Personal information
- Full name: Roy William Cutler
- Born: 28 March 1945 (age 81) West Hartlepool, County Durham, England
- Batting: Right-handed
- Bowling: Right-arm medium-fast

Domestic team information
- 1965–1966: Cambridge University

Career statistics
| Competition | First-class |
| Matches | 6 |
| Runs scored | 79 |
| Batting average | 7.18 |
| 100s/50s | –/– |
| Top score | 18 |
| Balls bowled | 714 |
| Wickets | 9 |
| Bowling average | 37.88 |
| 5 wickets in innings | 1 |
| 10 wickets in match | – |
| Best bowling | 5/39 |
| Catches/stumpings | 1/– |
- Source: Cricinfo, 16 September 2020

= Roy Cutler =

English cricketer and footballer

Roy William Cutler (born 28 March 1945) is an English former first-class cricketer and footballer.

Cutler was born at West Hartlepool in March 1945. He later studied at Jesus College, Cambridge. While studying at Cambridge, he played first-class cricket for Cambridge University in 1965–66, making six appearances.
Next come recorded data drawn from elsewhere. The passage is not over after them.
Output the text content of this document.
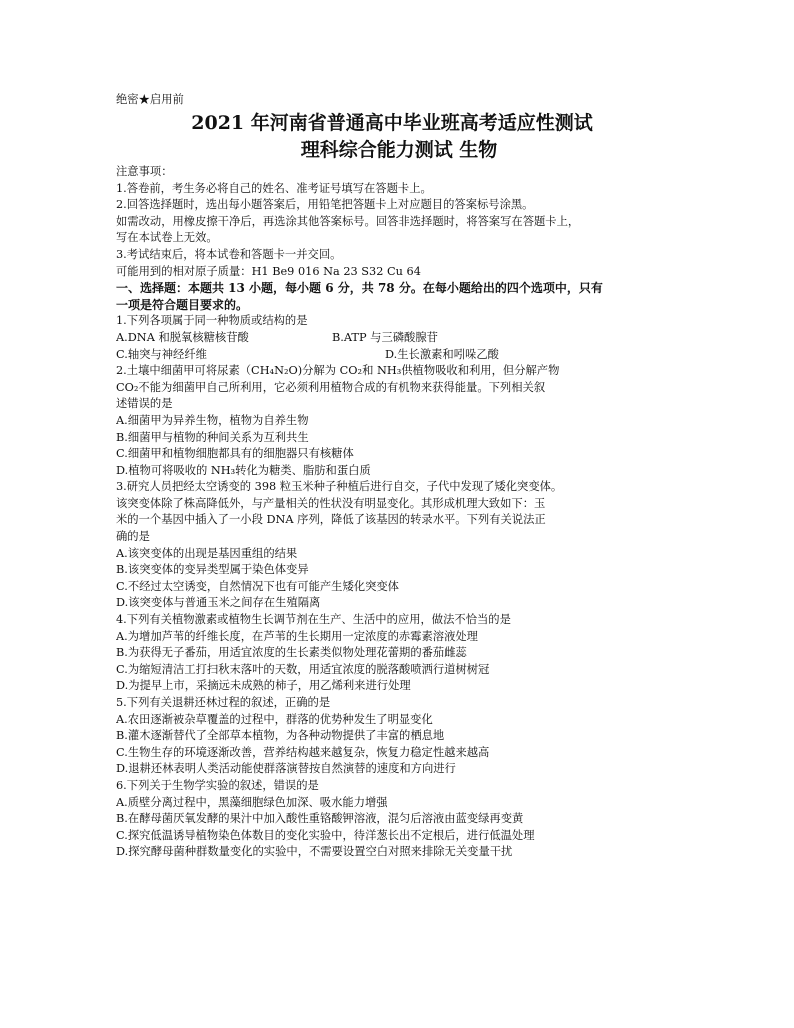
绝密★启用前
2021 年河南省普通高中毕业班高考适应性测试
理科综合能力测试 生物
注意事项：
1.答卷前，考生务必将自己的姓名、准考证号填写在答题卡上。
2.回答选择题时，选出每小题答案后，用铅笔把答题卡上对应题目的答案标号涂黑。
如需改动，用橡皮擦干净后，再选涂其他答案标号。回答非选择题时，将答案写在答题卡上，
写在本试卷上无效。
3.考试结束后，将本试卷和答题卡一并交回。
可能用到的相对原子质量：H1 Be9 016 Na 23 S32 Cu 64
一、选择题：本题共 13 小题，每小题 6 分，共 78 分。在每小题给出的四个选项中，只有
一项是符合题目要求的。
1.下列各项属于同一种物质或结构的是
A.DNA 和脱氧核糖核苷酸	B.ATP 与三磷酸腺苷
C.轴突与神经纤维	D.生长激素和吲哚乙酸
2.土壤中细菌甲可将尿素（CH₄N₂O)分解为 CO₂和 NH₃供植物吸收和利用，但分解产物
CO₂不能为细菌甲自己所利用，它必须利用植物合成的有机物来获得能量。下列相关叙
述错误的是
A.细菌甲为异养生物，植物为自养生物
B.细菌甲与植物的种间关系为互利共生
C.细菌甲和植物细胞都具有的细胞器只有核糖体
D.植物可将吸收的 NH₃转化为糖类、脂肪和蛋白质
3.研究人员把经太空诱变的 398 粒玉米种子种植后进行自交，子代中发现了矮化突变体。
该突变体除了株高降低外，与产量相关的性状没有明显变化。其形成机理大致如下：玉
米的一个基因中插入了一小段 DNA 序列，降低了该基因的转录水平。下列有关说法正
确的是
A.该突变体的出现是基因重组的结果
B.该突变体的变异类型属于染色体变异
C.不经过太空诱变，自然情况下也有可能产生矮化突变体
D.该突变体与普通玉米之间存在生殖隔离
4.下列有关植物激素或植物生长调节剂在生产、生活中的应用，做法不恰当的是
A.为增加芦苇的纤维长度，在芦苇的生长期用一定浓度的赤霉素溶液处理
B.为获得无子番茄，用适宜浓度的生长素类似物处理花蕾期的番茄雌蕊
C.为缩短清洁工打扫秋末落叶的天数，用适宜浓度的脱落酸喷洒行道树树冠
D.为提早上市，采摘远未成熟的柿子，用乙烯利来进行处理
5.下列有关退耕还林过程的叙述，正确的是
A.农田逐渐被杂草覆盖的过程中，群落的优势种发生了明显变化
B.灌木逐渐替代了全部草本植物，为各种动物提供了丰富的栖息地
C.生物生存的环境逐渐改善，营养结构越来越复杂，恢复力稳定性越来越高
D.退耕还林表明人类活动能使群落演替按自然演替的速度和方向进行
6.下列关于生物学实验的叙述，错误的是
A.质壁分离过程中，黑藻细胞绿色加深、吸水能力增强
B.在酵母菌厌氧发酵的果汁中加入酸性重铬酸钾溶液，混匀后溶液由蓝变绿再变黄
C.探究低温诱导植物染色体数目的变化实验中，待洋葱长出不定根后，进行低温处理
D.探究酵母菌种群数量变化的实验中，不需要设置空白对照来排除无关变量干扰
Playing as a right-arm medium-fast bowler, he took 9 wickets at an average of 37.88. He took one five wicket haul, with figures of 5 for 39 against Glamorgan in 1965. In addition to playing cricket for the university, Cutler also played football as a forward for Cambridge University A.F.C., for which he gained a blue.

Cutler continued to play football after he had graduated from Cambridge, playing for Hitchin Town, Enfield, Stevenage and Corinthian-Casuals.